Mentre i casi di Covid-19 aumentano sempre più, giorno dopo giorno, in Italia, non possono mancare gli interrogativi sulla variante Omicron che sta prendendo piede anche nel nostro Paese. Se in alcuni stati, in giro per il mondo, è diventata dominante, Omicron nella penisola sta attecchendo, ma non desta la stessa preoccupazione che dava la Delta una volta scoperta. Il perché? A rispondere a questa ulteriore domanda ci ha pensato il direttore dell’Istituto di ricerche farmacologiche Mario Negri Giuseppe Remuzzi.



Il professore di Nefrologia all’Università degli Studi di Milano, intervistato dal Corriere della Sera, ha infatti sottolineato che Omicron si sta adattando all’uomo: “I sintomi descritti appaiono lievi: mal di gola, congestione nasale, tosse secca e dolori muscolari. La perdita di gusto e olfatto è meno frequente. Ci sono lavori importanti, ancora in fase di revisione, che spingono verso questa ipotesi. Uno studio dell’Università di Hong Kong mostra che, nonostante Omicron si moltiplichi molto più rapidamente nei bronchi rispetto a Delta, questo non succede nei polmoni che di solito sono risparmiati. Gli scienziati hanno svolto i test su colture cellulari dell’apparato respiratorio umano. È una prima conferma scientifica a quanto osservato in Sudafrica, dove la variante è stata individuata la prima volta e ha cominciato a diffondersi”.
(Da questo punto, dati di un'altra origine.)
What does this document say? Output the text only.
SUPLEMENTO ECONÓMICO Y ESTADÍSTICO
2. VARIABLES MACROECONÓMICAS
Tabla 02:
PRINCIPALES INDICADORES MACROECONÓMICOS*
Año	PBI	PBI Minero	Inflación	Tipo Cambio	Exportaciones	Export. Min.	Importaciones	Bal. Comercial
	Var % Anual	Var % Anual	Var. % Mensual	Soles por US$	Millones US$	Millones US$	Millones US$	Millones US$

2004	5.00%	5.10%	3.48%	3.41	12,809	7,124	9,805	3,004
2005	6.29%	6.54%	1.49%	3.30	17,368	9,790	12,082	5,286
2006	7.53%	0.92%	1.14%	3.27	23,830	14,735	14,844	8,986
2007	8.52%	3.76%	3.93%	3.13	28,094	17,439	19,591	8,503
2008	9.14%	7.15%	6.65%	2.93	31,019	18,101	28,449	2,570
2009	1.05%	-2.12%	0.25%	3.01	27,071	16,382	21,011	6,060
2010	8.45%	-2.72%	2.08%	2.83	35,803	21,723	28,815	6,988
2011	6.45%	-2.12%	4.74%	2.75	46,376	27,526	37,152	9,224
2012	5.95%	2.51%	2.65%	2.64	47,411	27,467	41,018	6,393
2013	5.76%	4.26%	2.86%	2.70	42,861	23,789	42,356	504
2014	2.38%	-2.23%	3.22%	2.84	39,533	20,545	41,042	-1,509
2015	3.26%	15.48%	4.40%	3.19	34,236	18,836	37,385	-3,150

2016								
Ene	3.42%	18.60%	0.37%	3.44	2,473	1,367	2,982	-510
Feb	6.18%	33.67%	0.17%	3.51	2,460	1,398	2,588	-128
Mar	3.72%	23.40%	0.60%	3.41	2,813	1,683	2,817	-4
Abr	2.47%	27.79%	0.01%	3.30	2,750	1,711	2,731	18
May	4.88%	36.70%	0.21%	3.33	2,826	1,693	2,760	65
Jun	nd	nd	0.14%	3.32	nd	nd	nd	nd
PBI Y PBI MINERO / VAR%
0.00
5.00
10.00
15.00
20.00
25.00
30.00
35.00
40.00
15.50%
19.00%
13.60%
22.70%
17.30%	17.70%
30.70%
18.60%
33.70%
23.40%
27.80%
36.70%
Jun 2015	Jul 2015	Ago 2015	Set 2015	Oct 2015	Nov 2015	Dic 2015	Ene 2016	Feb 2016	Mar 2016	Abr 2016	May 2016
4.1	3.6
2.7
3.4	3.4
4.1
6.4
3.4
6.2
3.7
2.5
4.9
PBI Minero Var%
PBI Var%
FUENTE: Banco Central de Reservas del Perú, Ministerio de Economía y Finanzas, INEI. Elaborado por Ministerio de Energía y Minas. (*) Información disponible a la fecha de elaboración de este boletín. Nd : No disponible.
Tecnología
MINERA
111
REMUZZI: “OTTIMISTI SU OMICRON, MA SERVE ATTENZIONE”

Nel corso dell’intervista al Corriere della Sera Giuseppe Remuzzi ha spiegato: “Altri due studi preliminari, condotti in Scozia e Inghilterra, mostrano che la nuova variante è associata a una minor ospedalizzazione dei pazienti (- 40-60%). C’è poi un altro dato: il tempo di incubazione. Nel caso di Delta era di 4-6 giorni, remuzzi. In ogni caso non possiamo sottrarci a una riflessione: una piccola percentuale di pazienti gravi su un enorme numero di contagiati è rilevante”.

“Se, poniamo caso, i positivi a Omicron con sintomi fossero un milione e di questi l’1% finisse in ospedale, parleremmo di 10mila persone. Se fosse il 10% a richiedere il ricovero, la cifra aumenterebbe a 100mila. Gli studi su Omicron ci portano a essere moderatamente ottimisti su diversi aspetti, ma serve ancora una grande attenzione da parte di tutti per non correre rischi” ha spiegato. Sull’aiuto della terza dose ha poi aggiunto: ” Un vaccinato con tre dosi può contagiarsi, ma di solito ha forme lievi: non possiamo però completamente escludere il rischio di un aggravamento. Il booster ha un ruolo specifico: interviene sul sistema immune, già preparato dalle prime due dosi, non come semplice aggiunta ma come potenziamento, sia a livello anticorpale sia a livello di cellule B e T.